Our stop in Bangkok was supposed to last over the span of three days, during which we were supposed to get the Burmese visa at the Myanmar embassy, thus lowering the overall cost. How presumptuous of us! 10 days were lost just for the embassy to re-open after the Songkran (national festival for the Buddhist’s New Year) .
The process itself took 4 days.
In the end, we enjoyed our stay - yes, yes, the food helped!

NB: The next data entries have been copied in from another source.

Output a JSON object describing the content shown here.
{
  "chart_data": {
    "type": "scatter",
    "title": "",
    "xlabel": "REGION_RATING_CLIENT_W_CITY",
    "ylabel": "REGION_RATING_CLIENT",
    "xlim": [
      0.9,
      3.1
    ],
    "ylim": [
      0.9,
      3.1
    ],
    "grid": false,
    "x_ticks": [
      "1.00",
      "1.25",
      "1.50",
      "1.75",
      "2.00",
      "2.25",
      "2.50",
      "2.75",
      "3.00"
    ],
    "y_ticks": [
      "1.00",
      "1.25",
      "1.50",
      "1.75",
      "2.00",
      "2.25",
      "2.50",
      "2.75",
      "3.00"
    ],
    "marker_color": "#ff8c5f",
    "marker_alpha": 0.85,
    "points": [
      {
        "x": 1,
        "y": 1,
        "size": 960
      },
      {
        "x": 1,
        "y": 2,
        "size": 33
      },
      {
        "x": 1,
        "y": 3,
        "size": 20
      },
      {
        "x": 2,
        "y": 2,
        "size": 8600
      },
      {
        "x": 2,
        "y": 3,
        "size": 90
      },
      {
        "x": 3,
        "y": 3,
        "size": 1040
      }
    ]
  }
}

More like Chaos San Road, amirite!
The place gets crowded at dusk. It feels like a deregulated Europe state at the very heart of Bangkok, with its fair share of fast food chains (Two burgers kings less than a kilometer from each other), nightclubs, and all kinds of questionable and legally borderline shops:
Fake European driving license shop
Happy ending massages, for a fee
Alcohols and drugs.
Tuktuk drivers are very eager to get tourists on board of their powerful vehicles, and drive them to a ( I kid you not) ping pong ball throwing contest...except the balls are thrown by young women using their vagina. They’re quite skilled too, throwing balls more than 20 meters away! Never underestimate the power of a trained vagina?
Let’s say we passed on this one. Not that we’re prudes; on the contrary, such a performance should be applauded, if performed in good conditions. One of our traveling buddies, a ping pong fan, thinking he was going to a local ping-pong tournament, attended one such event. Sadly the whole thing felt creepy, and the girls looked like they were on either drugs, sedatives, or both.
To be fair, normality has its place in Kao San Road, the Seven-Eleven being one of its pillars. The streets are teeming with caps and key rings sellers, illegal merchandises are tolerated whilst others are banned. The police patrols the area heavily, and as long as everything is back in order before 2 a.m, it’s fine.
So there you have it, we visited a Bangkok district full of Europeans. Or well, we really only visited street food stands, to be honest!
We ended our interlude in Bangkok with a nonchalant visit of the renowned What Pho temples !
A local vehicle, destined to the people modestly called "otherwise abled" in Mauritius!
A magazines and stickers vendor, on his bicycle.